Do Minnesotans Move to Escape the Estate Tax?

The weight of the evidence points to a strong yes

Key Points

In 2001, Congress repealed the state death tax credit.  For a long time this credit had effectively paid state death taxes on behalf of estates from the federal treasury, meaning the state tax posed no additional burden to estates.  Without the credit, state death taxes pose a substantial burden, and so most states abandoned them. States that retained their death taxes began to quickly feel competitive pressure to lower or eliminate them. For these states, the most hotly debated question over the tax is whether people move their legal residence to avoid it.  This question is particularly important for Minnesota because the state’s estate tax makes Minnesota an expensive outlier. 

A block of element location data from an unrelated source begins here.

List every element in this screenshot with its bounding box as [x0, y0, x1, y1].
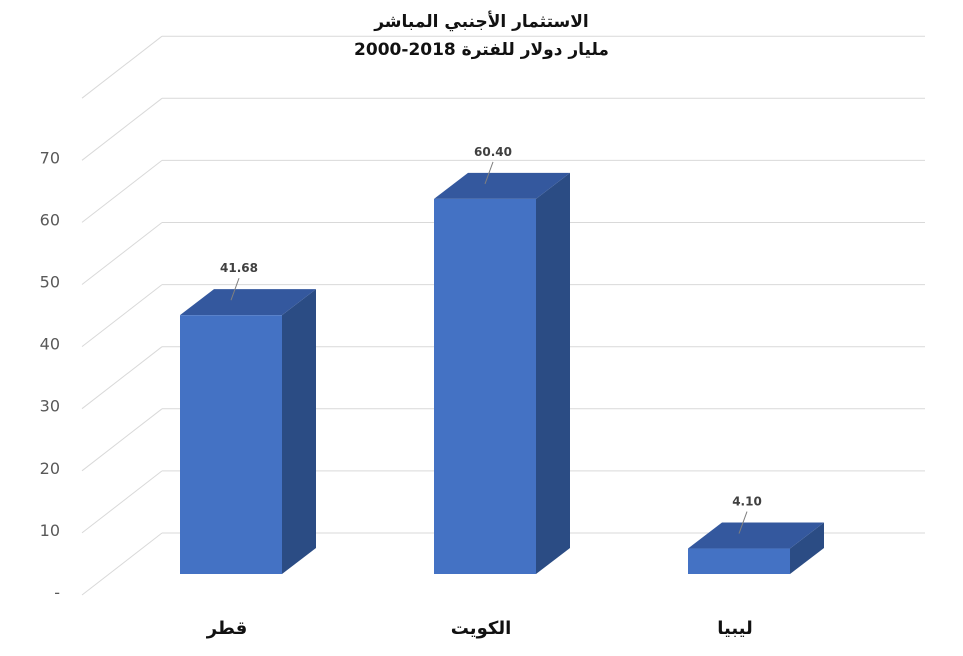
data-label: 4.10 [732, 495, 762, 509]
x-axis-categories: قطر الكويت ليبيا [206, 618, 753, 639]
y-axis-ticks: - 10 20 30 40 50 60 70 [40, 148, 60, 602]
category-label: الكويت [451, 618, 512, 639]
data-label-leader [738, 511, 748, 534]
y-tick-label: 10 [40, 521, 60, 540]
chart-title: الاستثمار الأجنبي المباشر [374, 12, 589, 32]
y-tick-label: 50 [40, 273, 60, 292]
data-label: 60.40 [474, 145, 512, 159]
gridline [81, 159, 925, 223]
y-tick-label: 20 [40, 459, 60, 478]
y-tick-label: 30 [40, 397, 60, 416]
y-tick-label: 70 [40, 148, 60, 167]
data-label: 41.68 [220, 261, 258, 275]
bar [688, 522, 824, 574]
y-tick-label: - [54, 583, 60, 602]
bar [180, 289, 316, 574]
category-label: قطر [206, 618, 248, 639]
bar [434, 172, 570, 574]
y-tick-label: 60 [40, 210, 60, 229]
data-label-leader [484, 161, 494, 185]
gridline [81, 35, 925, 99]
chart-subtitle: مليار دولار للفترة 2018-2000 [354, 40, 609, 60]
category-label: ليبيا [717, 618, 753, 639]
y-tick-label: 40 [40, 335, 60, 354]
gridline [81, 97, 925, 161]
data-label-leader [230, 277, 240, 301]
bars: 41.68 60.40 4.10 [180, 145, 824, 574]
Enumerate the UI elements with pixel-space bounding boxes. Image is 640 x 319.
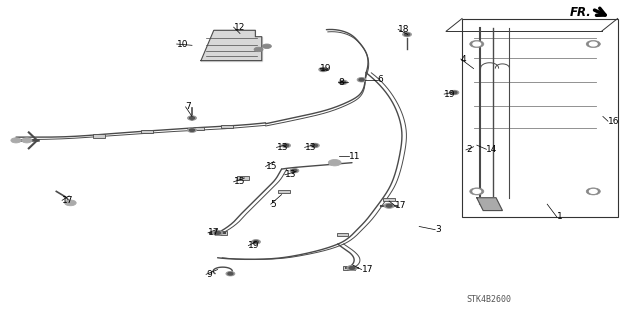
Circle shape [340, 81, 346, 84]
Text: 1: 1 [557, 212, 563, 221]
Bar [193, 127, 204, 130]
Circle shape [215, 232, 220, 234]
Circle shape [452, 91, 457, 94]
Circle shape [11, 138, 21, 143]
Circle shape [282, 143, 291, 148]
Circle shape [404, 33, 410, 36]
Text: 11: 11 [349, 152, 360, 161]
Bar [141, 130, 153, 133]
Circle shape [212, 230, 223, 235]
Circle shape [339, 80, 348, 85]
Circle shape [226, 271, 235, 276]
Circle shape [252, 240, 260, 244]
Circle shape [589, 42, 597, 46]
Bar [343, 266, 355, 270]
Bar [215, 231, 227, 234]
Text: 19: 19 [320, 64, 332, 73]
Text: FR.: FR. [570, 6, 591, 19]
Circle shape [321, 68, 326, 71]
Circle shape [384, 203, 394, 208]
Bar [278, 190, 290, 193]
Circle shape [292, 169, 297, 172]
Text: 18: 18 [398, 25, 410, 34]
Circle shape [349, 267, 355, 269]
Circle shape [357, 78, 366, 82]
Circle shape [473, 42, 481, 46]
Circle shape [312, 144, 317, 147]
Circle shape [189, 129, 195, 131]
Text: 4: 4 [461, 55, 467, 63]
Text: 8: 8 [338, 78, 344, 87]
Circle shape [22, 138, 32, 143]
Circle shape [188, 128, 196, 132]
Text: 19: 19 [444, 90, 456, 99]
Bar [383, 198, 395, 201]
Text: 10: 10 [177, 40, 188, 48]
Text: 13: 13 [285, 170, 296, 179]
Circle shape [470, 188, 484, 195]
Circle shape [228, 272, 233, 275]
Circle shape [290, 168, 299, 173]
Polygon shape [477, 198, 502, 211]
Text: 3: 3 [435, 225, 441, 234]
Text: 6: 6 [378, 75, 383, 84]
Circle shape [189, 117, 195, 119]
Circle shape [284, 144, 289, 147]
Text: 7: 7 [186, 102, 191, 111]
Circle shape [347, 265, 357, 271]
Text: 5: 5 [271, 200, 276, 209]
Circle shape [450, 90, 459, 95]
Circle shape [328, 160, 341, 166]
Circle shape [262, 44, 271, 48]
Text: 19: 19 [248, 241, 260, 250]
Circle shape [253, 241, 259, 243]
Text: 13: 13 [276, 143, 288, 152]
Text: 15: 15 [266, 162, 277, 171]
Text: 14: 14 [486, 145, 498, 154]
Circle shape [586, 41, 600, 48]
Text: STK4B2600: STK4B2600 [466, 295, 511, 304]
Circle shape [310, 143, 319, 148]
Text: 13: 13 [305, 143, 316, 152]
Circle shape [188, 116, 196, 120]
Bar [237, 176, 249, 180]
Text: 12: 12 [234, 23, 245, 32]
Polygon shape [201, 30, 262, 61]
Bar [337, 233, 348, 236]
Circle shape [470, 41, 484, 48]
Text: 2: 2 [466, 145, 472, 154]
Circle shape [65, 200, 76, 206]
Bar [221, 125, 233, 128]
Circle shape [473, 189, 481, 193]
Text: 16: 16 [608, 117, 620, 126]
Text: 17: 17 [208, 228, 220, 237]
Text: 15: 15 [234, 177, 245, 186]
Text: 9: 9 [206, 270, 212, 279]
Circle shape [254, 47, 263, 52]
Circle shape [586, 188, 600, 195]
Text: 17: 17 [62, 196, 74, 205]
Circle shape [403, 32, 412, 37]
Circle shape [387, 204, 392, 207]
Text: 17: 17 [395, 201, 406, 210]
Circle shape [589, 189, 597, 193]
Text: 17: 17 [362, 265, 373, 274]
Bar [93, 134, 105, 137]
Circle shape [319, 67, 328, 72]
Circle shape [359, 78, 364, 81]
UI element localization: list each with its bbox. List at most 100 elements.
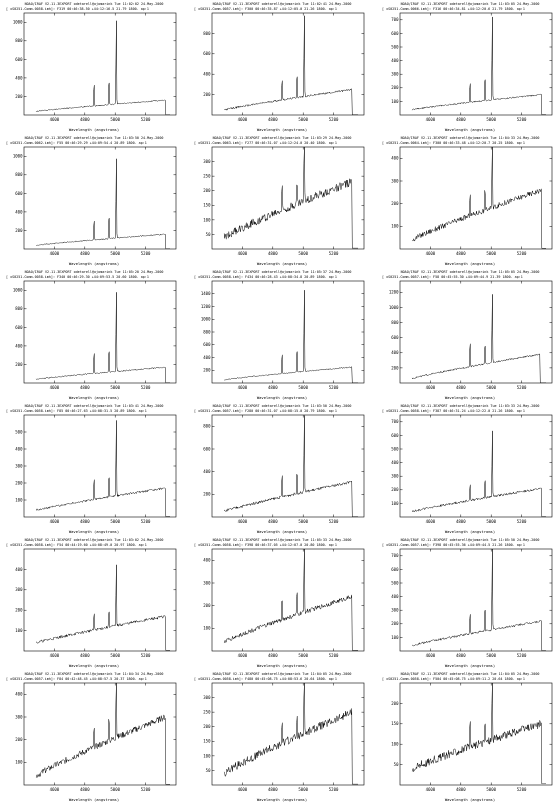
chart-title: NOAO/IRAF V2.11.3EXPORT odetarell@ojomar… [212,2,352,6]
spectrum-line [36,564,170,651]
spectrum-plot: 4600 4800 5000 5200 200 400 600 800 1000 [13,280,177,390]
x-tick-label: 4600 [238,787,248,792]
y-tick-label: 300 [391,178,399,183]
x-tick-label: 5200 [141,117,151,122]
x-tick-label: 5000 [110,117,120,122]
x-tick-label: 4800 [80,385,90,390]
y-tick-label: 100 [15,628,23,633]
y-tick-label: 600 [391,567,399,572]
chart-title: NOAO/IRAF V2.11.3EXPORT odetarell@ojomar… [24,404,164,408]
chart-title: NOAO/IRAF V2.11.3EXPORT odetarell@ojomar… [212,404,352,408]
x-axis-label: Wavelength (angstroms) [444,797,496,802]
spectrum-plot: 4600 4800 5000 5200 200 400 600 800 1000 [13,146,177,256]
y-tick-label: 300 [203,695,211,700]
y-tick-label: 600 [15,325,23,330]
y-tick-label: 600 [391,31,399,36]
spectrum-panel: NOAO/IRAF V2.11.3EXPORT odetarell@ojomar… [6,538,182,668]
y-tick-label: 1200 [389,290,399,295]
plot-frame [399,146,553,250]
x-tick-label: 5000 [486,251,496,256]
x-tick-label: 4800 [268,653,278,658]
plot-frame [23,12,177,116]
spectrum-line [35,682,170,785]
y-tick-label: 150 [203,203,211,208]
x-tick-label: 4600 [50,787,60,792]
y-tick-label: 500 [391,580,399,585]
chart-title: NOAO/IRAF V2.11.3EXPORT odetarell@ojomar… [400,2,540,6]
y-tick-label: 100 [15,497,23,502]
x-tick-label: 5000 [110,385,120,390]
y-tick-label: 50 [206,232,211,237]
y-tick-label: 500 [15,429,23,434]
chart-subtitle: [ xS0251-Comm.0058.imh]: F480 00:45:08.7… [194,676,337,681]
x-tick-label: 4800 [80,787,90,792]
x-axis-label: Wavelength (angstroms) [444,127,496,132]
x-tick-label: 4600 [426,519,436,524]
x-axis-label: Wavelength (angstroms) [68,395,120,400]
chart-subtitle: [ xS0251-Comm.0057.imh]: F300 00:46:35.8… [194,6,337,11]
spectrum-line [223,682,358,785]
x-tick-label: 5200 [517,519,527,524]
spectrum-panel: NOAO/IRAF V2.11.3EXPORT odetarell@ojomar… [6,270,182,400]
x-tick-label: 4800 [268,519,278,524]
plot-frame [211,146,365,250]
y-tick-label: 250 [203,710,211,715]
x-tick-label: 4600 [426,251,436,256]
x-tick-label: 4800 [456,787,466,792]
x-tick-label: 4600 [50,519,60,524]
y-tick-label: 700 [391,17,399,22]
chart-subtitle: [ xS0251-Comm.0063.imh]: F277 00:46:31.0… [194,140,337,145]
x-tick-label: 5000 [486,787,496,792]
x-axis-label: Wavelength (angstroms) [444,663,496,668]
plot-frame [23,280,177,384]
plot-frame [399,280,553,384]
plot-frame [211,12,365,116]
x-tick-label: 4600 [426,117,436,122]
y-tick-label: 800 [203,31,211,36]
y-tick-label: 400 [15,446,23,451]
spectrum-plot: 4600 4800 5000 5200 100 200 300 400 [15,548,177,658]
y-tick-label: 600 [203,342,211,347]
spectrum-panel: NOAO/IRAF V2.11.3EXPORT odetarell@ojomar… [194,2,370,132]
x-tick-label: 5000 [110,653,120,658]
y-tick-label: 600 [391,335,399,340]
spectrum-plot: 4600 4800 5000 5200 200 400 600 800 1000 1200 [389,280,553,390]
x-tick-label: 4800 [80,653,90,658]
spectrum-plot: 4600 4800 5000 5200 50 100 150 200 [391,682,553,792]
chart-subtitle: [ xS0251-Comm.0057.imh]: F280 00:46:31.0… [194,408,337,413]
spectrum-panel: NOAO/IRAF V2.11.3EXPORT odetarell@ojomar… [6,672,182,802]
spectrum-line [224,290,358,384]
y-tick-label: 100 [391,635,399,640]
x-axis-label: Wavelength (angstroms) [444,261,496,266]
y-tick-label: 50 [206,768,211,773]
y-tick-label: 100 [203,753,211,758]
x-tick-label: 4600 [50,385,60,390]
y-tick-label: 100 [391,99,399,104]
chart-subtitle: [ xS0251-Comm.0058.imh]: F504 00:45:08.7… [382,676,525,681]
chart-subtitle: [ xS0251-Comm.0058.imh]: F387 00:46:31.2… [382,408,525,413]
x-tick-label: 5200 [141,519,151,524]
x-axis-label: Wavelength (angstroms) [256,127,308,132]
spectrum-plot: 4600 4800 5000 5200 100 200 300 400 [15,682,177,792]
x-tick-label: 5000 [298,385,308,390]
x-axis-label: Wavelength (angstroms) [256,529,308,534]
x-axis-label: Wavelength (angstroms) [256,395,308,400]
y-tick-label: 600 [203,51,211,56]
y-tick-label: 200 [203,92,211,97]
y-tick-label: 200 [203,368,211,373]
y-tick-label: 300 [15,587,23,592]
x-tick-label: 4600 [426,653,436,658]
chart-title: NOAO/IRAF V2.11.3EXPORT odetarell@ojomar… [212,270,352,274]
x-tick-label: 5200 [141,385,151,390]
y-tick-label: 300 [391,72,399,77]
y-tick-label: 400 [203,469,211,474]
x-tick-label: 5200 [517,117,527,122]
spectrum-line [412,548,546,651]
x-axis-label: Wavelength (angstroms) [68,529,120,534]
y-tick-label: 800 [15,172,23,177]
chart-subtitle: [ xS0251-Comm.0058.imh]: F54 00:44:19.60… [6,542,147,547]
y-tick-label: 1000 [13,20,23,25]
y-tick-label: 300 [15,463,23,468]
x-tick-label: 5000 [486,653,496,658]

So, do people move to avoid Minnesota’s estate tax?  Unfortunately, there’s no reliable empirical research available to answer the question. Without good empirical research, policy decisions to reform or eliminate the estate tax must be based on other types of evidence. Still, the following evidence does strongly suggest some Minnesotans move to avoid the estate tax.

  • Considering the ease in moving to a second home, it is plain common sense that many Minnesotans take advantage of this opportunity to avoid the state’s estate tax.
  • The existence of an estate planning industry that advises people to move is prima facie evidence that some Minnesotans take the advice and move.
  • In surveys, estate planners report estate taxes strongly influence decisions to move.
  • Anecdotal evidence from estate planners and anyone who knows someone of wealth supports these survey findings.
  • The average value of estates reported on federal returns are now substantially larger in states with no estate tax, consistent with wealthier people moving to states with no estate tax.
  • Immobile farms make up a larger-than-expected portion of wealth reported on Minnesota estate tax returns, consistent with mobile assets moving to avoid the estate tax and leaving behind a larger share of immobile assets.
  • Minnesota tends to lose people to lower tax states and gain people from higher tax states. 
  • Minnesota loses income from taxpayers earning more than $200,000—those most likely to hold estates subject to Minnesota’s estate tax—at one of the worst rates in the country.